Getting Popped for Pop & Food Bank Assistance

Getting Popped for Pop & Food Bank Assistance

Getting Popped for Pop & Food Bank Assistance plus Food Forethought. I’m Greg Martin with today’s Northwest Report.

I’m one of those that believe prison should not have any benefits like color TV’s, internet access and soda pop. One group in Oregon is raising a ruckus over the state spending some $773 thousand dollars annually to provide Department of Correction inmates with soda pop. The Department acknowledges the budget item is an issue and may be working on a way to reduce the amount of carbonated consumption.

It appears the downturn in the economy has been good for our nation’s food banks. Ross Fraser with Feeding America talks about how to get food bank assistance or learning ways you can volunteer.

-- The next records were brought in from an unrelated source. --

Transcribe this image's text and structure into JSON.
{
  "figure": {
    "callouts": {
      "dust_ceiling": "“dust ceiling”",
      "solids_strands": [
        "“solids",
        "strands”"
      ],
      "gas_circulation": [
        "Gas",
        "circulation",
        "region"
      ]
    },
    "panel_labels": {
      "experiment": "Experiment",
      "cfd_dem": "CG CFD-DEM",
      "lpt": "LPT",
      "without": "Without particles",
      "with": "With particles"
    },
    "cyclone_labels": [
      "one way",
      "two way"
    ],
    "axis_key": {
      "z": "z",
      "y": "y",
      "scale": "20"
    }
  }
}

FRASER: If you are down on your luck or if you are up on your luck, call your local food bank and ask what your can do to help them. There’s all kinds of opportunities, so you can go into food banks and sometimes it’s the sorting through food, it’s putting the food in boxes. Maybe of you are older and you can’t lift food you can help with paperwork. I know of a retired doctor in Vermont and 5 days a weeks she goes to her local food bank and cooks and makes dozens and dozens of meals and freezes them in little plastic storage bags and then those are delivered to senior citizens and then they have a hot meal to eat.

Now with today’s Food Forethought, here’s Lacy Gray.

Most everyone has heard the old adage, “the early bird gets the worm”, but how about “a happy cow gives more milk”? It makes sense. You probably haven’t heard it before though because it hasn’t been until recently that dairy farmers have begun to learn more about their cows comfort as it pertains to milk production. Oregon State University is researching dairy cow comfort factors with an Israeli made ankle bracelet that can sense when a cow is lying down. For anyone who doesn’t know, a recumbent cow receives more blood flow to her udder which increases milk production. Researchers are also asking farmers for their ideas on additional test factors, such as if their cows seem to have a bedding preference, any breed separation influence, weather changes, or other contributing factors on cows resting time. And while this device won’t make a nation of dairy farmer Dr. Doolittle’s overnight, it will tell them what factors are influencing their cows’ ground time which in turn means more milk.

Thanks Lacy. That’s today’s Northwest Report. I’m Greg Martin on the Northwest Ag Information Network.